12th February 2014 @ 12.00pm-1.00pm, GLT4, Warwick Medical School, University of Warwick
A Europe-wide population snapshot of clinical staphylococcus aureus using next-generation sequencing
Professor Ed Feil, Professor of Microbial Evolution, Department of Biology and Biochemistry, University of Bath
Staphylococcus aureus confers a significant public health burden within health care settings, and increasingly the community. The problem is exacerbated by the acquisition of resistance to beta-lactam antibiotics (Methicillin resistant S. aureus; MRSA). The advent of next-generation sequencing promises more effective surveillance and management of clinically important MRSA clones, both on local (ie single hospital) and national scales. I will present whole-genome sequence data for 311 disease causing S. aureus isolates (both MRSA and MSSA) recovered from 26 European countries over a 6-month period. The data helps to identify recent patterns of spatial spread, and provides clues as to the evolution of this important pathogenic species.

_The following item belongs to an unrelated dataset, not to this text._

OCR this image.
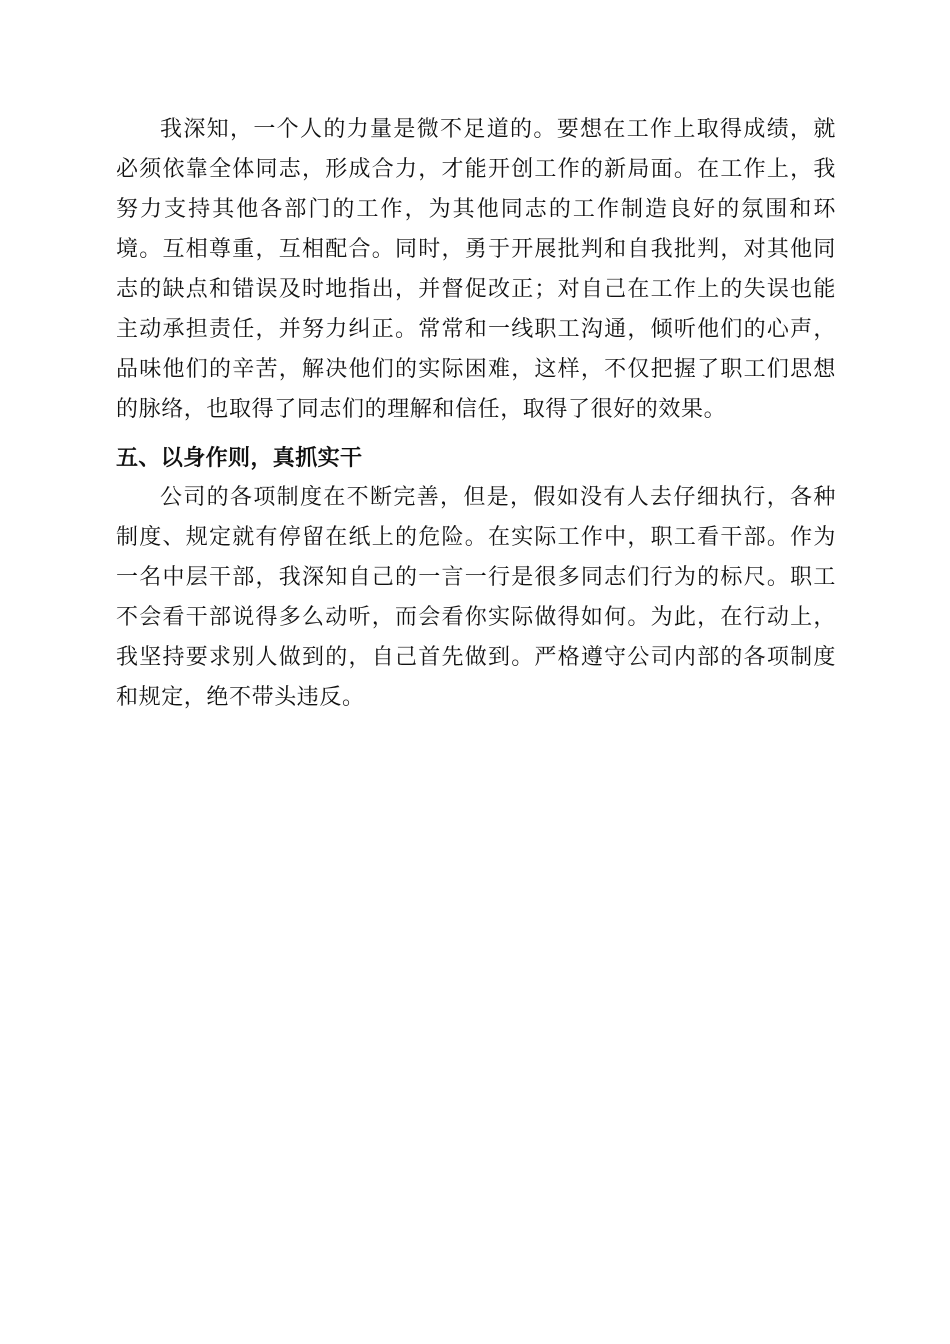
我深知，一个人的力量是微不足道的。要想在工作上取得成绩，就必须依靠全体同志，形成合力，才能开创工作的新局面。在工作上，我努力支持其他各部门的工作，为其他同志的工作制造良好的氛围和环境。互相尊重，互相配合。同时，勇于开展批判和自我批判，对其他同志的缺点和错误及时地指出，并督促改正；对自己在工作上的失误也能主动承担责任，并努力纠正。常常和一线职工沟通，倾听他们的心声，品味他们的辛苦，解决他们的实际困难，这样，不仅把握了职工们思想的脉络，也取得了同志们的理解和信任，取得了很好的效果。

五、以身作则，真抓实干

公司的各项制度在不断完善，但是，假如没有人去仔细执行，各种制度、规定就有停留在纸上的危险。在实际工作中，职工看干部。作为一名中层干部，我深知自己的一言一行是很多同志们行为的标尺。职工不会看干部说得多么动听，而会看你实际做得如何。为此，在行动上，我坚持要求别人做到的，自己首先做到。严格遵守公司内部的各项制度和规定，绝不带头违反。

My interests lie in understanding the processes underpinning the evolution of bacterial pathogens over very short time scales. Much of my research career has been spent generating and interpreting multlocus sequence typing (MLST) data for numerous species. I developed the BURST algorithm to help visualise these datasets and this procedure was implemented by Brian Spratt’s group at Imperial College as eBURST.
More recently, I have also been working with the Pathogen Genomics Group at the Sanger Institute on the use of next-generation sequencing data to understand the micro-evolution and transmission of MRSA. This work was published in Science in 2010 (Vol.327 no. 5964 pp. 469-474). I am a PI in the CRCUK project, headed by Prof Sharon Peacock , looking at implementing this technology into routine epidemiological surveillance, in the FP7 Project TROCAR and in a consortium project funded by the insect pollinator initiativelooking at the epidemiology of European Foul Brood in honeybees.
Other interests include short-term purifying selection, mutation biases and the evolution of base composition. Key collaborators in these areas are Eduardo Rocha , Laurence Hurst and Dawn Field.